Sounds fair enough.  The ESTABLISHED ones are active both ways and able to 
transfer data; the one in FIN_WAIT_1 has been closed at one end but the other 
end's still open; and the ones in TIME_WAIT are closed but tombstoned so the 
TCP stack knows to throw away any data that arrives for them.  None of those 
are a surprise.

That's our corporate connection, so it's shared across all
users.  I can
easily run it up to 100%  it by doing a large d/l from
somewhere (I need
to plan my patch Tuesday updates to avoid trouble), so my router and
firewall have no trouble handling the full bandwidth.

Ah, OK.

However, those
are low numbers of high-throughput connections.  This app
produces large
numbers of connections, each with small amounts of data, so
it may scale differently.

It may, but I'd be a little surprised - IP is IP, and you have enough 
concurrency that latency shouldn't be a problem.
I was wondering about that. I knew total data throughput wasn't a major issue here, but wasn't sure how latency would affect it.

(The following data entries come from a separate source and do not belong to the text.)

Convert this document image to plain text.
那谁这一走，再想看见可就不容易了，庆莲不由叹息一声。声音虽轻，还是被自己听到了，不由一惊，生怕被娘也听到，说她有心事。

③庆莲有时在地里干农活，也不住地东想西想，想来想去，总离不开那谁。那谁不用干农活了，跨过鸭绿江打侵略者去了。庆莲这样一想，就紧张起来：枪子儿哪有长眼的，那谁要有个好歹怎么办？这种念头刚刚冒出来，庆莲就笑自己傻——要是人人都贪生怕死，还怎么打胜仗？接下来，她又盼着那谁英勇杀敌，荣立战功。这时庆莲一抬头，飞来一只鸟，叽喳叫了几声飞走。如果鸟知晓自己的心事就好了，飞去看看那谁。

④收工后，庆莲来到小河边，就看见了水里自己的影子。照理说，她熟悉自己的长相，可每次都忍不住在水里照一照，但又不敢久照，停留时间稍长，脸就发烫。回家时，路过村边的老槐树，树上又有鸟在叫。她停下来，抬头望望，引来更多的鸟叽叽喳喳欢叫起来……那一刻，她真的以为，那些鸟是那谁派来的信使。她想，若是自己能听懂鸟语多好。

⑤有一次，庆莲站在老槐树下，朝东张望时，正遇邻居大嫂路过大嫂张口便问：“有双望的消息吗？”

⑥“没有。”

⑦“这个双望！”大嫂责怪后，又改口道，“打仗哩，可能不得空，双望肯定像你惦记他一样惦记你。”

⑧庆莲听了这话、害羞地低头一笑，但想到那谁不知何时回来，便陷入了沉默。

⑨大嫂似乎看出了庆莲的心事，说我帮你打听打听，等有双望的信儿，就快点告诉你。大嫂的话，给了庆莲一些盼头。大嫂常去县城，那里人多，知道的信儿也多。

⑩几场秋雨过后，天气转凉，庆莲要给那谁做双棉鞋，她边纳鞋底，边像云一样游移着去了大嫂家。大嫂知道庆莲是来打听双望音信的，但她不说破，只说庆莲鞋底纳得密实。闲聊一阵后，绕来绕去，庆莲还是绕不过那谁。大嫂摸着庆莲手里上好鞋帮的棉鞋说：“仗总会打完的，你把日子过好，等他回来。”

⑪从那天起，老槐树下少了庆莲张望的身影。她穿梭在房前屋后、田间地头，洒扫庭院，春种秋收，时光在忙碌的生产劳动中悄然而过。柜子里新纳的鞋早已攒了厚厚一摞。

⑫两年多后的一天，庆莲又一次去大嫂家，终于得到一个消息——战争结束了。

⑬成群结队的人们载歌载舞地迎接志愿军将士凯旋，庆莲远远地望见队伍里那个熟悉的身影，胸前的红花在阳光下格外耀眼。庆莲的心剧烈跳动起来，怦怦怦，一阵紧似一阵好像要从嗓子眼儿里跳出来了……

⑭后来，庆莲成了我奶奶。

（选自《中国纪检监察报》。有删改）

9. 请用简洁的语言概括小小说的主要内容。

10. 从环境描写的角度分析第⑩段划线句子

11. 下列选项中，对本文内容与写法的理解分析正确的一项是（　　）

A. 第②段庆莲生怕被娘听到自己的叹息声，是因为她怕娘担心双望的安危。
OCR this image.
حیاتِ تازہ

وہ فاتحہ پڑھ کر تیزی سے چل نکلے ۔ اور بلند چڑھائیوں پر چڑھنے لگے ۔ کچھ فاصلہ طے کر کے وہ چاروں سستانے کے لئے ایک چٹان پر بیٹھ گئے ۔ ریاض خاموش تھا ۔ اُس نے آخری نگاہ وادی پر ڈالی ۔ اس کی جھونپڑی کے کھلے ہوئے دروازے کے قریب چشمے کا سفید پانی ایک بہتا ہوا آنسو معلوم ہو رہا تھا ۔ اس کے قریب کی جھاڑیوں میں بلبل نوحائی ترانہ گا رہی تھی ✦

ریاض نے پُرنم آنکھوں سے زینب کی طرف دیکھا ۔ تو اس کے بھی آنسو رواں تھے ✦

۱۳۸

That said, if a client has multiple data items to send in rapid succession, 
does it accumulate those and batch them, or does it send each one as a 
different request?  Or does the situation never arise?
A typical client will have 2 to 5 items to send per transaction (they're actually lines from a data logger's data file), and each line is done in a separate POST request. The frequency of transactions varies widely, but typically won't exceed one every 10 or 15 seconds from any given site. As I mentioned earlier, each data line is small, 20 to 50 bytes. We had looked at batching up the transmissions before, and it's still an option. However that adds a bit of complexity to the software on both ends, though the gain would be far fewer individual requests to process. For now, we prefer the simplicity of line-by-line transmission, but if we start running into network limitations we'll probably start batching them up.